= Percus–Yevick approximation =

Equation in statistical mechanics

In statistical mechanics the Percus–Yevick approximation is a closure relation to solve the Ornstein–Zernike equation. It is also referred to as the Percus–Yevick equation. It is commonly used in fluid theory to obtain e.g. expressions for the radial distribution function. The approximation is named after Jerome K. Percus and George J. Yevick.

==Derivation==
The direct correlation function represents the direct correlation between two particles in a system containing N − 2 other particles. It can be represented by

 $c(r)=g_{\rm total}(r) - g_{\rm indirect}(r) \,$

where $g_{\rm total}(r)$ is the radial distribution function, i.e. $g(r)=\exp[-\beta w(r)]$ (with w(r) the potential of mean force) and $g_{\rm indirect}(r)$ is the radial distribution function without the direct interaction between pairs $u(r)$ included; i.e. we write $g_{\rm indirect}(r)=\exp[-\beta(w(r)-u(r))]$. Thus we approximate c(r) by

 $c(r)=e^{-\beta w(r)}- e^{-\beta[w(r)-u(r)]}. \,$

If we introduce the function $y(r)=e^{\beta u(r)}g(r)$ into the approximation for c(r) one obtains

 $c(r)=g(r)-y(r)=e^{-\beta u}y(r)-y(r)=f(r)y(r). \,$

This is the essence of the Percus–Yevick approximation for if we substitute this result in the Ornstein–Zernike equation, one obtains the Percus–Yevick equation:

 $y(r_{12})=1+\rho \int f(r_{13})y(r_{13})h(r_{23}) d \mathbf{r_{3}}. \,$

The approximation was defined by Percus and Yevick in 1958.

==Hard spheres==

Static structure factor of the hard-spheres liquid in Percus–Yevick approximation at three different packing ratios.

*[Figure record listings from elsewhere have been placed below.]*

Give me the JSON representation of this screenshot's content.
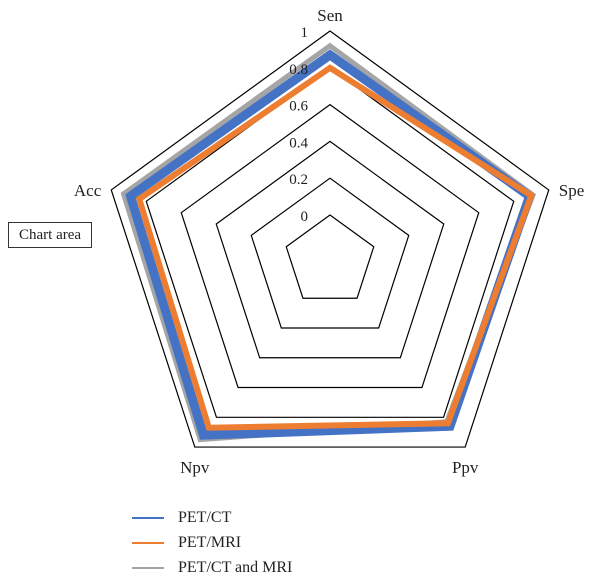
{
  "chart_data": {
    "type": "radar",
    "axes": [
      "Sen",
      "Spe",
      "Ppv",
      "Npv",
      "Acc"
    ],
    "ticks": [
      "0",
      "0.2",
      "0.4",
      "0.6",
      "0.8",
      "1"
    ],
    "rlim": [
      0,
      1
    ],
    "series": [
      {
        "name": "PET/CT",
        "color": "#4472c4",
        "values": [
          0.87,
          0.89,
          0.86,
          0.92,
          0.89
        ]
      },
      {
        "name": "PET/MRI",
        "color": "#ed7d31",
        "values": [
          0.8,
          0.9,
          0.84,
          0.87,
          0.84
        ]
      },
      {
        "name": "PET/CT and MRI",
        "color": "#a5a5a5",
        "values": [
          0.92,
          0.91,
          0.83,
          0.95,
          0.93
        ]
      }
    ],
    "annotation": "Chart area",
    "legend_position": "bottom",
    "grid": true
  }
}
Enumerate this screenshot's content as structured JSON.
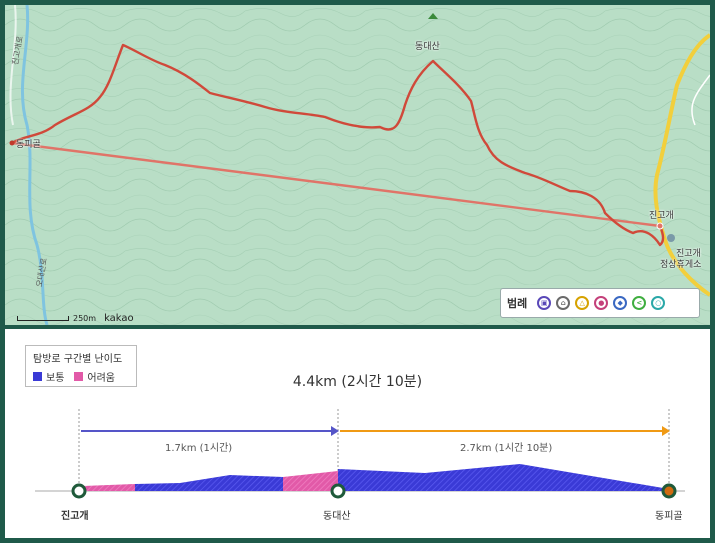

For hard spheres, the potential u(r) is either zero or infinite, and therefore the Boltzmann factor $\text{e}^{-u/k_\text{B}T}$ is either one or zero, regardless of temperature T. Therefore structure of a hard-spheres fluid is temperature independent. This leaves just two parameters: the hard-core radius R (which can be eliminated by rescaling distances or wavenumbers), and the packing fraction η (which has a maximum value of 0.64 for random close packing).

Under these conditions, the Percus–Yevick equation has an analytical solution, obtained by Wertheim in 1963.

===Solution as C code===
The static structure factor of the hard-spheres fluid in Percus–Yevick approximation can be computed using the following C function:

double py(double qr, double eta)
{
    const double a = pow(1+2*eta, 2)/pow(1-eta, 4);
    const double b = -6*eta*pow(1+eta/2, 2)/pow(1-eta, 4);
    const double c = eta/2*pow(1+2*eta, 2)/pow(1-eta, 4);
    const double A = 2*qr;
    const double A2 = A*A;
    const double G = a/A2*(sin(A)-A*cos(A))
        + b/A/A2*(2*A*sin(A)+(2-A2)*cos(A)-2)
        + c/pow(A,5)*(-pow(A,4)*cos(A)+4*((3*A2-6)*cos(A)+A*(A2-6)*sin(A)+6));

    return 1/(1+24*eta*G/A);
}

==Hard spheres in shear flow==
For hard spheres in shear flow, the function u(r) arises from the solution to the steady-state two-body Smoluchowski convection–diffusion equation or two-body Smoluchowski equation with shear flow. An approximate analytical solution to the Smoluchowski convection-diffusion equation was found using the method of matched asymptotic expansions by Banetta and Zaccone in Ref.

This analytical solution can then be used together with the Percus–Yevick approximation in the Ornstein-Zernike equation. Approximate solutions for the pair distribution function in the extensional and compressional sectors of shear flow and hence the angular-averaged radial distribution function can be obtained, as shown in Ref., which are in good parameter-free agreement with numerical data up to packing fractions $\eta \approx 0.5$.